Kasper is a strong two-way forward — ranked third in the draft by Elite Prospects — and plays a rugged defensive game, battling hard along the boards and backchecking vociferously. He doesn’t get out of position to chase hits either but goes to the right areas of the ice defensively. As a result, he has an impact on the game even when he doesn’t touch the puck.
“Every shift, he does something positive,” said an NHL scout to The Hockey News. “He’s a high-compete guy who helps you in the playoffs.”
He certainly helped Rögle, putting up 6 points in 13 games in the SHL playoffs — impressive work for a player who had just turned 18 earlier in the month.

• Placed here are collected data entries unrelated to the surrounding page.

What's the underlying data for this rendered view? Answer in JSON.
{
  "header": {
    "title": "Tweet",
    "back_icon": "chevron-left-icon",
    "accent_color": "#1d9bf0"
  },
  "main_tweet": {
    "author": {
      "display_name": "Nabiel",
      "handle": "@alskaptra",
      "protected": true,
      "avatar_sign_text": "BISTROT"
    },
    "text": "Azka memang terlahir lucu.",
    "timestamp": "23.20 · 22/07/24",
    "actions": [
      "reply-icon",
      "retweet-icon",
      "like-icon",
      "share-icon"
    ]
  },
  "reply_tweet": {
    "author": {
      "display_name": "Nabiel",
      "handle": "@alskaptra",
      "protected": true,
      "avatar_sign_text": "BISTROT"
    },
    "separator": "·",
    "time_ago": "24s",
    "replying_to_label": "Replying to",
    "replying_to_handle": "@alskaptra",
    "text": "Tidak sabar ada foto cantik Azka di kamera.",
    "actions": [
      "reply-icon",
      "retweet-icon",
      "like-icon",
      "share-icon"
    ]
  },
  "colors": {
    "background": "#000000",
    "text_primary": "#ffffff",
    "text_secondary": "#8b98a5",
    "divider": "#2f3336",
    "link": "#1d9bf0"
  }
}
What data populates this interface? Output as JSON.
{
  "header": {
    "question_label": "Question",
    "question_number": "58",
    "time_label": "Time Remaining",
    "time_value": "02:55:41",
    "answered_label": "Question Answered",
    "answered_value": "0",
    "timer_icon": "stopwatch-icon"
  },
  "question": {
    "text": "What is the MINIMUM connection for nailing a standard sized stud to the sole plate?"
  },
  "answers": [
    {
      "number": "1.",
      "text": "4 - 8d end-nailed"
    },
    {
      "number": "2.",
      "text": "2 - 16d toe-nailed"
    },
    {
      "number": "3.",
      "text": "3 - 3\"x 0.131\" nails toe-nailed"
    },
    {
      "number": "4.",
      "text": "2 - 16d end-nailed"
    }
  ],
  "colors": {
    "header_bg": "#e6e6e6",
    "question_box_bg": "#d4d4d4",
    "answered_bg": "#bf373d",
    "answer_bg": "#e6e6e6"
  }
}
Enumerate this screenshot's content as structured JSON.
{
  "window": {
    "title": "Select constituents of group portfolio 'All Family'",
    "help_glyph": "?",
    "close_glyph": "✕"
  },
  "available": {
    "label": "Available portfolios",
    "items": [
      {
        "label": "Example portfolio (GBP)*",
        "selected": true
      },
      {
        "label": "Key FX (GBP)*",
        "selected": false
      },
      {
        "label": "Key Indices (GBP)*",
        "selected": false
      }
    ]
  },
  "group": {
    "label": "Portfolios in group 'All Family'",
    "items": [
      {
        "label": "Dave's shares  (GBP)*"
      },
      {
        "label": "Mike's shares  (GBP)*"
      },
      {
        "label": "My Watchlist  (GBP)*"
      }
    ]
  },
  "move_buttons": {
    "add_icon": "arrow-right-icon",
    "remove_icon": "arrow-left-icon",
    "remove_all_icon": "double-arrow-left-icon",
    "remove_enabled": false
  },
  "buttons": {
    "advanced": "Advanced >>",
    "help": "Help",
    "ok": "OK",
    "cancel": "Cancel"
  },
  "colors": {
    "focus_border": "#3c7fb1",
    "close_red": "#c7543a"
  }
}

The question for Kasper is about his ceiling. With his skating and physical play, Kasper will almost certainly make the NHL, but is his ceiling as a third-line forward or does he have the potential to put up points and be a legitimate top-six forward?
Kasper’s puck skills are fine. His vision and playmaking are decent. His shot is okay. At the NHL level, Kasper may not those skills to be more than fine or okay in order to be a point-producing top-six forward. With his diligence and coachability, he could improve in those areas but there are no guarantees.
Without that dynamic, offensive element to his game, some teams might be hesitant to spend a high pick on Kasper. In addition, his value could change if he is more of a winger than a centre. His SHL team intends to try him at centre next season but if he grades out as a winger, that changes things.
How teams view those two elements will determine whether or not he’s even available for the Canucks at 15th overall. If he is available, he would certainly make a lot of sense for the Canucks — the talent evaluators I trust believe Kasper has erased any concerns about his ability with the puck on his stick and that his awareness on the ice should land him at centre in the NHL.
At this point, the odds are very good that Kasper will get picked before the Canucks have a chance to take him.
The upshot of Kasper rising and potentially getting picked before 15th overall is that another quality prospect will get pushed down the draft. We'll take a look at more of these potential picks over the next two weeks.